I modified your code slightly to get the result you see above. The code I used follows.
def Print(matrix):
for row in matrix:
for elem in row:
print(elem, end=' ')
print()
def is_attacked(matrix,j,i,N):
for a in range(N):
for b in range(N):
if matrix[a][b]:
if j == a or i-j == b-a or b == i or i+j == b+a:
return(True)
return(False)
def alg(matrix,N,number_of_queens):
if number_of_queens == 0:
return(True)
for a in range(N):
for b in range(N):
if is_attacked(matrix,a,b,N):
continue
matrix[a][b] = 1
if alg(matrix,N,number_of_queens-1):
return(True)
else:
matrix[a][b] = 0
return(False)
def blaha():
N = int(input())
matrix = [[0 for x in range(N)] for y in range(N)]
if alg(matrix,N,N):
print("YES")
Print(matrix)
else:
print("NO")
import cProfile
import re
cProfile.run('blaha()')
As you can see, I've just packaged the start of your code a bit differently in order to run the profiler.

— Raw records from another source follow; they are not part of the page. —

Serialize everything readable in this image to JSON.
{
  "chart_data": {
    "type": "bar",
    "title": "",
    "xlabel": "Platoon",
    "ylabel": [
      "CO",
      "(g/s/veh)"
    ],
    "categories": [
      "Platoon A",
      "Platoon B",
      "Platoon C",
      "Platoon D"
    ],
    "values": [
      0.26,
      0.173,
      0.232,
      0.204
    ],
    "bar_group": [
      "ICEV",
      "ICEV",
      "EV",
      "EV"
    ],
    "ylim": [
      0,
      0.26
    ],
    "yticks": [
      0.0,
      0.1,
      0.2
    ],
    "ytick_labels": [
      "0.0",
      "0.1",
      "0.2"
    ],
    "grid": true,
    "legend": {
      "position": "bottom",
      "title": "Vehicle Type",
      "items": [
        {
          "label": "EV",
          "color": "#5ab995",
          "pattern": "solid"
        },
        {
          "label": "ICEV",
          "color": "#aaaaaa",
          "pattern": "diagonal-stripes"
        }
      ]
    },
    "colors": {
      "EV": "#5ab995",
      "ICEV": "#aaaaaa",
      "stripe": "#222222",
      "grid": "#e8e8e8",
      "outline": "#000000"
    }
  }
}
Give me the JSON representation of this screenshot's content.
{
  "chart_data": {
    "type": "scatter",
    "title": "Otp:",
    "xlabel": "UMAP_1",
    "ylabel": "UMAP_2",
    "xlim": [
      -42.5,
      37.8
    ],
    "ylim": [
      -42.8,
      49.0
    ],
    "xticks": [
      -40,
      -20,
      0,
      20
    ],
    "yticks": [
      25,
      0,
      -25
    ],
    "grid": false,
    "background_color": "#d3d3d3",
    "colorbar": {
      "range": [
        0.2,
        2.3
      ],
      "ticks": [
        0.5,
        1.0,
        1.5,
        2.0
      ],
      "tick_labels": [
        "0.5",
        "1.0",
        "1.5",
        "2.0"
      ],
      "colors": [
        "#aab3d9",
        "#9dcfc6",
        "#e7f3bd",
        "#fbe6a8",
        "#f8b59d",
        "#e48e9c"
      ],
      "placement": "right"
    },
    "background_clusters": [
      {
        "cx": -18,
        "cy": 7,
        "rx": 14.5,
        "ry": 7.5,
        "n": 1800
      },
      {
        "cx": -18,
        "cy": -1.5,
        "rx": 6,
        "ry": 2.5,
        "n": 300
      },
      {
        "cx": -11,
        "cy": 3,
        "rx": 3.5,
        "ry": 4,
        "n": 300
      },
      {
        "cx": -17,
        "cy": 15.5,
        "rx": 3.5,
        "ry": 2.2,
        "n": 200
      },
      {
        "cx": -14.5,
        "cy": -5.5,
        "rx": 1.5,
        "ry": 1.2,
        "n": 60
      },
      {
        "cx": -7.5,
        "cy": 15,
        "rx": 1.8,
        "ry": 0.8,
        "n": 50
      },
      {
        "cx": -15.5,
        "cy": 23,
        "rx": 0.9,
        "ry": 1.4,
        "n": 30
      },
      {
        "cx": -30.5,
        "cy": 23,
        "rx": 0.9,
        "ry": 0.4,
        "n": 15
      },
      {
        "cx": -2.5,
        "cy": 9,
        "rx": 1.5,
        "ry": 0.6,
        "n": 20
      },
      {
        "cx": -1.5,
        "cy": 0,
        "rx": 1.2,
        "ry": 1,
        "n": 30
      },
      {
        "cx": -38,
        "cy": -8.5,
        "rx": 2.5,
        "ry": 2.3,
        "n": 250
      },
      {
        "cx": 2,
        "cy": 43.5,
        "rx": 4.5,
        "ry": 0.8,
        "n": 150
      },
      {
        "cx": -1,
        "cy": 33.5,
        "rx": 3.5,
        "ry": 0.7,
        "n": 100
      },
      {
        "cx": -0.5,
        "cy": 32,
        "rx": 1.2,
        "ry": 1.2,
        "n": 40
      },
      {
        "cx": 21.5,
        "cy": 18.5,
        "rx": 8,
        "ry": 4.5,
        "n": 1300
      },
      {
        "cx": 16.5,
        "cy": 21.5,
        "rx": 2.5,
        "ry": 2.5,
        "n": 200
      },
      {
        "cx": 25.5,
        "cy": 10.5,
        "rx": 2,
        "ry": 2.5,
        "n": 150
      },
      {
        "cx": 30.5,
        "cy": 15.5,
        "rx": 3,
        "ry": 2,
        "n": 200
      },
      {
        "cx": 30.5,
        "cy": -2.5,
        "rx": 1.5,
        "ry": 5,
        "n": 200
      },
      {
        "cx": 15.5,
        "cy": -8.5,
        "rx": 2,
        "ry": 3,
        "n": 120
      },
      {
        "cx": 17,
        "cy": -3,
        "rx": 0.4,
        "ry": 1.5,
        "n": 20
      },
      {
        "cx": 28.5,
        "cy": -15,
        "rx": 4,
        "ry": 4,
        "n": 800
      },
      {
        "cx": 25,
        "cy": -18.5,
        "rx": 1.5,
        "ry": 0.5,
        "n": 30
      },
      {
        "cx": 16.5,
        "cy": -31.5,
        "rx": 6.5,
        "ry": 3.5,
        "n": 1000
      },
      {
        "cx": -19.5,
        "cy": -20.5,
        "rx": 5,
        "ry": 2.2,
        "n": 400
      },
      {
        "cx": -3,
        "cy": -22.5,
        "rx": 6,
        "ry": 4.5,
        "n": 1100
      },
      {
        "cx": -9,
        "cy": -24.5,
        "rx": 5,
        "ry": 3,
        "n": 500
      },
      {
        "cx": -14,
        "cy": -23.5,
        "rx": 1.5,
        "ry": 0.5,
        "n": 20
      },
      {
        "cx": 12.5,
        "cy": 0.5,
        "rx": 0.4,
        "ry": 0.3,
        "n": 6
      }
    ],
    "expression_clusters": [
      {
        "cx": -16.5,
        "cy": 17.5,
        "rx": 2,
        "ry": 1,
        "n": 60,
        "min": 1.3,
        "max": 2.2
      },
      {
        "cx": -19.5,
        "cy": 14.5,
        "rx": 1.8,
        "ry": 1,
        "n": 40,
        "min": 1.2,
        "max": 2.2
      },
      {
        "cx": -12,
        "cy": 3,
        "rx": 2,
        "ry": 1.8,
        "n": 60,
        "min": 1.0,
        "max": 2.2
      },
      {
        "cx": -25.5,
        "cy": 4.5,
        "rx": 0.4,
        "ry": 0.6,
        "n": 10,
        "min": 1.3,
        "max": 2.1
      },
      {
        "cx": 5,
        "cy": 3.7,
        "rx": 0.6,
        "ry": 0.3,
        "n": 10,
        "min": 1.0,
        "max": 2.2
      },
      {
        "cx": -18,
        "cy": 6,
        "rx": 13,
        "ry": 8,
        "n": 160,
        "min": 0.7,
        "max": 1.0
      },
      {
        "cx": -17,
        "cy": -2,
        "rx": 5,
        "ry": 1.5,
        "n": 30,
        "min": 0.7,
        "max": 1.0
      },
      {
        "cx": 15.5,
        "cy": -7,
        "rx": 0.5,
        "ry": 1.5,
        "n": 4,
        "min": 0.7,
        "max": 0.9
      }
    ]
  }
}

From what I can see of your implementation I'd say you have a far too crude implementation in is_attacked(). You should really consider if it's really meaningful to always go through the entire board even if you have only put a few queens on the board. Spoiler: The answer is, of course, no.
Finding ways to terminate early is a common way to optimize algorithms and profiling is a quite useful keyhole to peek into to get some suggestions on where to focus.
On my modest computer, your algorithm found a solution for input "8" in just under four seconds, without the profiler. What input is the requirement and what time limit goes with it if I may ask?